Since last summer, the UC has released reports addressing on-campus anti-Semitism and Islamophobia and student representatives have voted on both system-wide and campus-specific levels to divest from Israel. The nature of this incessant contention, argued both in person and on social media, drastically damages our campus climate – especially when any middle-ground is met with denial and distrust.

Student groups on either side may argue that mere dialogue does not align with their goals. Rahim Kurwa, a graduate student in sociology and member of Students for Justice in Palestine said the group’s target audience are students unfamiliar with the conflict, not necessarily those in opposition to their views.

However, acknowledgment of the plights faced by all those affected could elevate campus conversation, accepting differences with educated nuance.

What many students seem to exhibit is not only disagreement, but a mutual denial of the other’s legitimacy; they fail to acknowledge opposing views in many of their prominent narratives. They exclude the loss, pain and fear of the other.

But by glossing over relevant facts that do not fit our own narrative, we are not only alienating fellow Bruins, but also demeaning them.

It would be of little use to argue that either side accept political positions that would contradict or compromise their fundamental goals. Students do not have to agree with each other in order to find a reasonable space for discussion.

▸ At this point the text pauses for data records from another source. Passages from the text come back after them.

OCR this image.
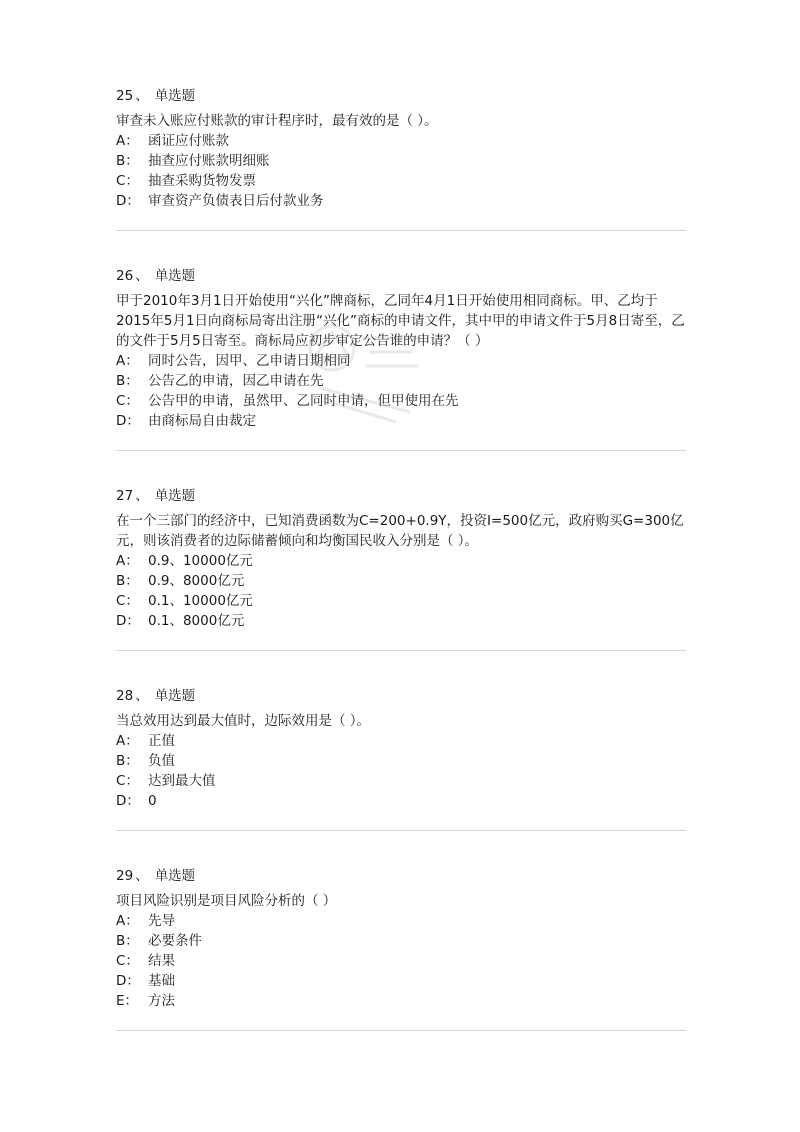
25 、 单选题

审查未入账应付账款的审计程序时，最有效的是（ ）。

A： 函证应付账款
B： 抽查应付账款明细账
C： 抽查采购货物发票
D： 审查资产负债表日后付款业务
26 、 单选题

甲于2010年3月1日开始使用“兴化”牌商标，乙同年4月1日开始使用相同商标。甲、乙均于2015年5月1日向商标局寄出注册“兴化”商标的申请文件，其中甲的申请文件于5月8日寄至，乙的文件于5月5日寄至。商标局应初步审定公告谁的申请？（ ）

A： 同时公告，因甲、乙申请日期相同
B： 公告乙的申请，因乙申请在先
C： 公告甲的申请，虽然甲、乙同时申请，但甲使用在先
D： 由商标局自由裁定
27 、 单选题

在一个三部门的经济中，已知消费函数为C=200+0.9Y，投资I=500亿元，政府购买G=300亿元，则该消费者的边际储蓄倾向和均衡国民收入分别是（ ）。

A： 0.9、10000亿元
B： 0.9、8000亿元
C： 0.1、10000亿元
D： 0.1、8000亿元
28 、 单选题

当总效用达到最大值时，边际效用是（ ）。

A： 正值
B： 负值
C： 达到最大值
D： 0
29 、 单选题

项目风险识别是项目风险分析的（ ）

A： 先导
B： 必要条件
C： 结果
D： 基础
E： 方法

Here at UCLA, an improvement in discussion of the Israel-Palestine conflict is within reach. Students – first locally, and then on a more significant political level – should simply refuse to alienate one another.

The conflict will not be resolved in Westwood, at Irvine or at Berkeley. Our students, however, will become tomorrow’s conversation leaders and activists responsible for shaping the next chapter of the conflict.

But in order to become the generation to finally realize Palestinian self-determination and ensure Israeli security we must begin with the basics.

Forced dialogue for the sake of a vague concept of campus climate might not be the right step forward, but the personal choice to recognize and humanize all viewpoints is an easy enough idea to digest.

If this concept of personal respect is carried to student groups, involved organizations might find their legitimacy improved through organized and moderated debate, presenting the general student body with a broad spectrum of ideas rather than mutually exclusive arguments. Programs such as the Olive Tree Initiative, a student-run organization that seeks to educate on conflict resolution by taking students to the Middle East for hands-on learning, create such a space for more cooperative discussion of conflict situations.

Such initiatives – which actively include students of every ideological stripe – should be promoted by university administration and identified as a model for productive student engagement.

“Dialogue is a good thing, but (a rally) is not the forum for conversations,” said Jonathan Gilbert, a fourth-year political science student and president of Bruins for Israel. “It’s a forum for slogans and yelling.”

Rather than engage in a battle for interested listeners on Bruin Walk that merely culminates in heated sentiments, student groups could engage in an exchange of ideas and possible proposals for open conversation and cooperation.

Perhaps Jacob Goldberg, president of the Olive Tree Initiative at UCLA and third-year international development studies student put it best: “Ideas should compete. Students should cooperate.”